To hear Kevin Phillips tell it, the U.S. is a world power on the skids, an overstretched empire slumping toward the fate of Hapsburg Spain, the maritime Dutch Republic and imperial Britain.
The culprits: Wall Street and Washington.
The former Republican strategist lays out his harsh case in ``Bad Money,'' an update of his 2006 bestseller, ``American Theocracy,'' which warned that the U.S. was dangerously dependent on debt and oil. Events have so far vindicated his views.

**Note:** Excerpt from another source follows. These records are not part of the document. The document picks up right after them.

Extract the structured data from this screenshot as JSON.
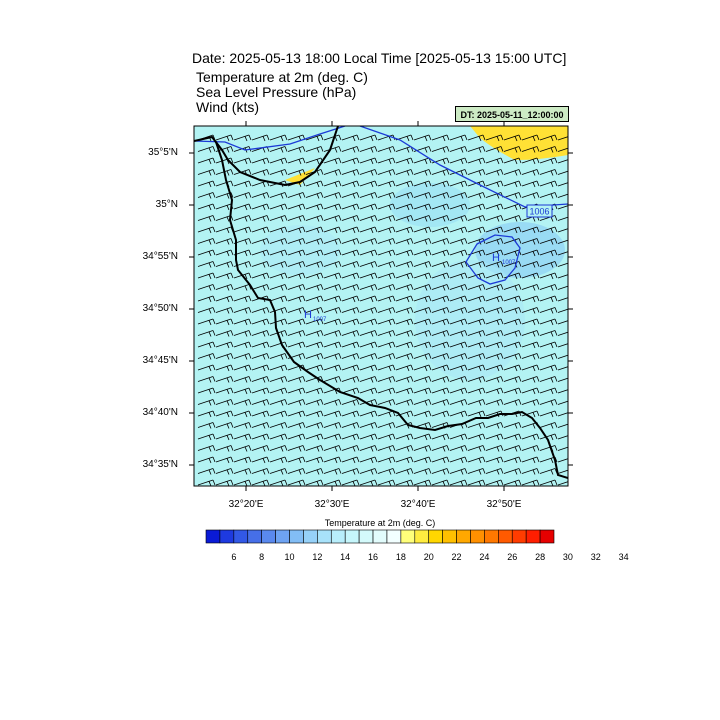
{
  "header": {
    "title": "Date: 2025-05-13  18:00 Local Time [2025-05-13  15:00 UTC]",
    "lines": [
      "Temperature at 2m   (deg. C)",
      "Sea Level Pressure   (hPa)",
      "Wind   (kts)"
    ],
    "dt_badge": "DT: 2025-05-11_12:00:00"
  },
  "map": {
    "lat_labels": [
      "35°5'N",
      "35°N",
      "34°55'N",
      "34°50'N",
      "34°45'N",
      "34°40'N",
      "34°35'N"
    ],
    "lon_labels": [
      "32°20'E",
      "32°30'E",
      "32°40'E",
      "32°50'E"
    ],
    "isobar_label": "1006",
    "high_centers": [
      {
        "symbol": "H",
        "value": "1007"
      },
      {
        "symbol": "H",
        "value": "1007"
      }
    ],
    "colors": {
      "land_fill": "#b3f3f3",
      "sea_fill": "#b3f3f3",
      "warm_fill": "#ffe135",
      "isobar": "#1c3ad6",
      "coast": "#000000"
    }
  },
  "colorbar": {
    "title": "Temperature at 2m  (deg. C)",
    "labels": [
      "6",
      "8",
      "10",
      "12",
      "14",
      "16",
      "18",
      "20",
      "22",
      "24",
      "26",
      "28",
      "30",
      "32",
      "34"
    ],
    "colors": [
      "#0a1ad6",
      "#1e3ae0",
      "#3258e6",
      "#466fe8",
      "#5a89ee",
      "#6ea3f2",
      "#82bdf5",
      "#96d1f8",
      "#a8e2fa",
      "#b8eefb",
      "#c6f6fb",
      "#d4fafb",
      "#e2fcfc",
      "#f2ffff",
      "#ffff7a",
      "#ffec40",
      "#ffd700",
      "#ffc000",
      "#ffa800",
      "#ff9000",
      "#ff7800",
      "#ff5a00",
      "#ff3c00",
      "#ff1e00",
      "#e60000"
    ]
  }
}
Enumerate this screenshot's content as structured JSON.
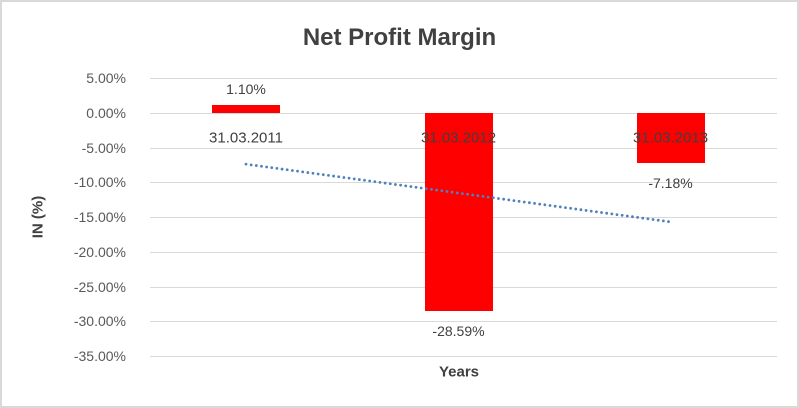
{
  "chart_data": {
    "type": "bar",
    "title": "Net Profit Margin",
    "xlabel": "Years",
    "ylabel": "IN (%)",
    "categories": [
      "31.03.2011",
      "31.03.2012",
      "31.03.2013"
    ],
    "values": [
      1.1,
      -28.59,
      -7.18
    ],
    "value_labels": [
      "1.10%",
      "-28.59%",
      "-7.18%"
    ],
    "y_axis": {
      "min": -35,
      "max": 5,
      "step": 5,
      "tick_labels": [
        "5.00%",
        "0.00%",
        "-5.00%",
        "-10.00%",
        "-15.00%",
        "-20.00%",
        "-25.00%",
        "-30.00%",
        "-35.00%"
      ],
      "tick_values": [
        5,
        0,
        -5,
        -10,
        -15,
        -20,
        -25,
        -30,
        -35
      ]
    },
    "grid": true,
    "legend": false,
    "trendline": {
      "style": "dotted-linear",
      "points": [
        {
          "category": "31.03.2011",
          "value": -7.4
        },
        {
          "category": "31.03.2013",
          "value": -15.7
        }
      ]
    },
    "colors": {
      "bar": "#ff0000",
      "trendline": "#4f81bd",
      "gridline": "#d9d9d9",
      "title_text": "#404040",
      "axis_text": "#595959",
      "label_text": "#404040",
      "frame_border": "#d9d9d9"
    }
  }
}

Thematically, ``Bad Money'' resembles a map of a city subway. It's schematically clear yet complex, with whorls of intersecting lines in red, yellow and blue. The circuit covers ``reckless finance, failed politics and the global crisis of American capitalism,'' as the subtitle puts it. Stops along the way include primers on securitization, peak oil, government manipulation of inflation data, and the drooping dollar.
What sets ``Bad Money'' apart from a stack of recent books on these topics is its emphasis on the symbiotic relationship between politicians and big money. Solving the debt and oil mess will be tough enough. It will be made harder by the millions of dollars flowing from bankers and hedge fund operators into the campaigns of Hillary Clinton, Barack Obama and John McCain.
``Far more worrisome is the possibility that neither Washington nor Wall Street is willing to confront the deeper problem -- the ascendancy of finance in national policymaking (as well as in the gross domestic product), and the complicity of politicians who really don't want to talk about it,'' he says.
Fatal Error
In Phillips's view, U.S. politicians have made the fatal error of betting the nation's future on finance. In 1950, manufacturing represented 29.3 percent of U.S. GDP, while financial services accounted for 10.9 percent, he shows. By 2005, the roles had reversed, with financial services accounting for 20.4 percent and manufacturing for 12 percent.
Like the Spanish, Dutch and British hegemonies before it, the U.S. has let itself ``luxuriate in finance at the expense of harvesting, manufacturing, or transporting things,'' he writes. ``Doing so has marked each nation's global decline.''
Phillips says his book is only tangentially about the current election. Yet he happily shows how the money moves from investment firms to Clinton, Obama and -- more vaguely -- McCain.
The Democratic and Republican parties have ossified into a duopoly dominated by dynasties and disconnected from voters, Phillips says. Sounding increasingly cranky, he curses both their houses, saying ``political ineptitude and misjudgment have been bipartisan phenomena.''
`Financial Mercantilism'
The book repeats ideas that Phillips has written about before. He again uses the term ``financial mercantilism'' to describe how Washington and Wall Street have collaborated ``to minimize certain unwanted marketplace forces.''
Hence the long, sad history -- from the Latin American debt crisis and the S&L bailout to the subprime mortgage meltdown -- of the U.S. government and Federal Reserve rescuing our failed financial wizards. He gives a name for what happens when taxpayers rescue profligate bankers: ``Wall Street socialism.''
Like a prosecutor, Phillips speaks with a finely honed indignation and calls expert witnesses to challenge the ``myth'' that financial markets are ``a rational and safe underpinning for public well-being and the stewardship of a leading world economic power.''
``Over the years, a handful of critical academicians and several billionaire investors -- Warren Buffett, George Soros, and William H. (Bill) Gross -- would emerge as relentless critics of derivatives, bubbles and alleged market efficiency,'' he says.
`Permanently Blighted'
Phillips avoids making firm predictions, though he closes with a warning that some U.S. cities, post-bubble, may end up ``permanently blighted, with large new boarded-up areas.'' New York, he adds, may lose ground to London as a financial center.
What can be done? Phillips is frustratingly short on solutions, though he suggests that the U.S. could -- like Germany, Japan and Switzerland -- focus on high-value-added manufacturing. He also offers this ``hopeful context'':
``Spain, Holland and Britain are far more prosperous today than they were at the heights of their global reach,'' he said.